I decided to go shopping for groceries before the weather got too messy. I listened to Ajahn Brahm a Buddhist Monk from Western Australia, on my ipod as I drove to Kanata. (http://video.google.ca/videosearch?q=ajahn+brahm&ie=UTF-8&oe=utf-8&rls=org.mozilla:en-US:official&client=firefox-a&um=1&sa=X&oi=video_result_group&resnum=5&ct=title#q=ajahn%20brahm&ie=UTF-8&oe=utf-8&rls=org.mozilla%3Aen-US%3Aofficial&client=firefox-a&um=1&sa=X&oi=video_result_group&resnum=5&ct=title&start=40). Today's topic was power, specifically letting go of it.
We are creatures of habit, mostly living life in automatic pilot. But until we start paying attention, being mindful, life will pass us by in a blink of an eye. For me being mindful really is about living in the present, and paying attention in the moment. This is not always easy, but it is getting easier as time goes on.
We hold tightly to controlling aspects of our life, relationships, children and even things which are out of our control. I admit that I like to be in control, doesn't everyone? I am a methodical planner, and I think through all the possibilities before I take action (risk). But living life this way is stressful, particularly when things are out of your control. How do we begin to let go of our desire for control, and do we want to?
Meanwhile, since I am meditating more regularly, and I've found great sources of Bodhidharma talks, I am finding it easier to let go of my need for control. I say to myself, does this really matter, now?
For example, I was talking about my to trip Australia at the end of this month, and I mentioned to my friend that I was not looking forward to the 27 hours of actual travel time to get there. But just as I was saying that, I thought, the journey does not just begin when I arrive in Melbourne, travel there is part of the journey. So, I decided that I was going to enjoy every part of the journey to Melbourne, even parts that are out of my control. So if the plane is delayed, or I sit next to a grumpy person, crying babies, my luggage is lost, whatever this trip has in store, bring it on. I say, ha! because it just does not matter. It will be what it is. No worries.
Then life happens, the airline rescheduled my flight and consequently for the first leg of the flight I am not traveling with my husband and son. We will meet in LA and board the same flight to Melbourne. When I called the airlines, I noticed the flight was booked in my first name, which was different than my new passport (for some reason they only put one of my names on the passport). Meaning I either had to chance being denied entry into another country or worst have trouble getting back into my country. At the very minimum, I would have issues with immigration. Okay. Deep breath in and slow deep breath out and down to the passport office I went to correct it. It all worked out and I am being issued a new passport.

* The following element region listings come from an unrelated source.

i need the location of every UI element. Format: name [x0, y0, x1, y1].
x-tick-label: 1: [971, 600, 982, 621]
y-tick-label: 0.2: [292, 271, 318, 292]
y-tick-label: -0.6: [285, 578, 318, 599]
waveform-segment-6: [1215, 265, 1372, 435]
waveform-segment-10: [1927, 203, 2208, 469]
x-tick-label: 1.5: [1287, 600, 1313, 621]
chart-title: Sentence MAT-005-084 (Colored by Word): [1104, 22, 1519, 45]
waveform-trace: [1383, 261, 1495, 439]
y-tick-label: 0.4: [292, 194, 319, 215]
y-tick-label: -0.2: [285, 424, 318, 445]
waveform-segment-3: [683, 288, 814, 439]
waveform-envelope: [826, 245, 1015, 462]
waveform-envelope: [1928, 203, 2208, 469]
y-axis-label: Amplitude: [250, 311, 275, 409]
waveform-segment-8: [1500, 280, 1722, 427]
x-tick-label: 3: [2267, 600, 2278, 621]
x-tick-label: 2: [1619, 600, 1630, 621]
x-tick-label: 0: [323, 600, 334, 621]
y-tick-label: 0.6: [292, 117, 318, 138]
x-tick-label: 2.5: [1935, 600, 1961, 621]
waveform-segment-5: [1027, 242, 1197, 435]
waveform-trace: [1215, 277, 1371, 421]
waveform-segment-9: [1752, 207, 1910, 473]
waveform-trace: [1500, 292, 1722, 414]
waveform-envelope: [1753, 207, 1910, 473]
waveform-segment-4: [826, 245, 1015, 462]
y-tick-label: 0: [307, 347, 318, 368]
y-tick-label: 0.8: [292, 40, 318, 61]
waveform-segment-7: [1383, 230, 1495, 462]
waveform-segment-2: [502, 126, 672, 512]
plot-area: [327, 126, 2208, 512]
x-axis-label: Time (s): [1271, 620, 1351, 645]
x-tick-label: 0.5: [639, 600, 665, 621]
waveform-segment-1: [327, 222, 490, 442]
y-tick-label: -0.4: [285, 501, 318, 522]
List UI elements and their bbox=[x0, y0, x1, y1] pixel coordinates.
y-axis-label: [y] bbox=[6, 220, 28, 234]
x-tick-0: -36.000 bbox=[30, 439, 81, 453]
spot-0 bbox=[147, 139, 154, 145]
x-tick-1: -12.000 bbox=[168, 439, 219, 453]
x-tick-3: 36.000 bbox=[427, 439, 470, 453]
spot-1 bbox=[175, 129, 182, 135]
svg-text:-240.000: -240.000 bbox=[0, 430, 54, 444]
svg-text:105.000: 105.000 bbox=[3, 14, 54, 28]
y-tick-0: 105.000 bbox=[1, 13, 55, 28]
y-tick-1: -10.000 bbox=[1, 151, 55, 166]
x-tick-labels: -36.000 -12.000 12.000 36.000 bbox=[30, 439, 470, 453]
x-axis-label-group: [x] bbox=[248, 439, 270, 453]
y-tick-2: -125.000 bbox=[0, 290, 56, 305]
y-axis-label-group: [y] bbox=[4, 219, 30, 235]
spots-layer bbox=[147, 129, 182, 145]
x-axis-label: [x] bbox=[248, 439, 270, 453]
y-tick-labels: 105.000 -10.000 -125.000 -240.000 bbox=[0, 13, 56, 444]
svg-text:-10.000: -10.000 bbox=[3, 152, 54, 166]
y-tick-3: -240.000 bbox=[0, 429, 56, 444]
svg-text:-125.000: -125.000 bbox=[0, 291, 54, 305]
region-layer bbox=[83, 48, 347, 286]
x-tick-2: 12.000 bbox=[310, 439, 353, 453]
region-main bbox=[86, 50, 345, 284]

Letting go of control does not always mean do nothing. In other words, when faced with a situation, stop, silence your mind and concentrate on your breath. Make an assessment, what can you do about it. Move into action, without getting angry, depressed, or giving up. Too often it is our emotions that prevent us from seeing clearly and missing opportunities that could make our life better. It is being in a calm state, and present that makes a difficult situation easier to rectify. An example Ajahn Brahm likes to give is delays at the airport. No matter how upset one gets, banging on the desk, getting angry at the attendant, none of this brings the arrival of the plane any sooner.
Freedom is letting go of always wanting to be in control, but it is just as important to move into action calmly when the situation call for you to do that, and knowing difference.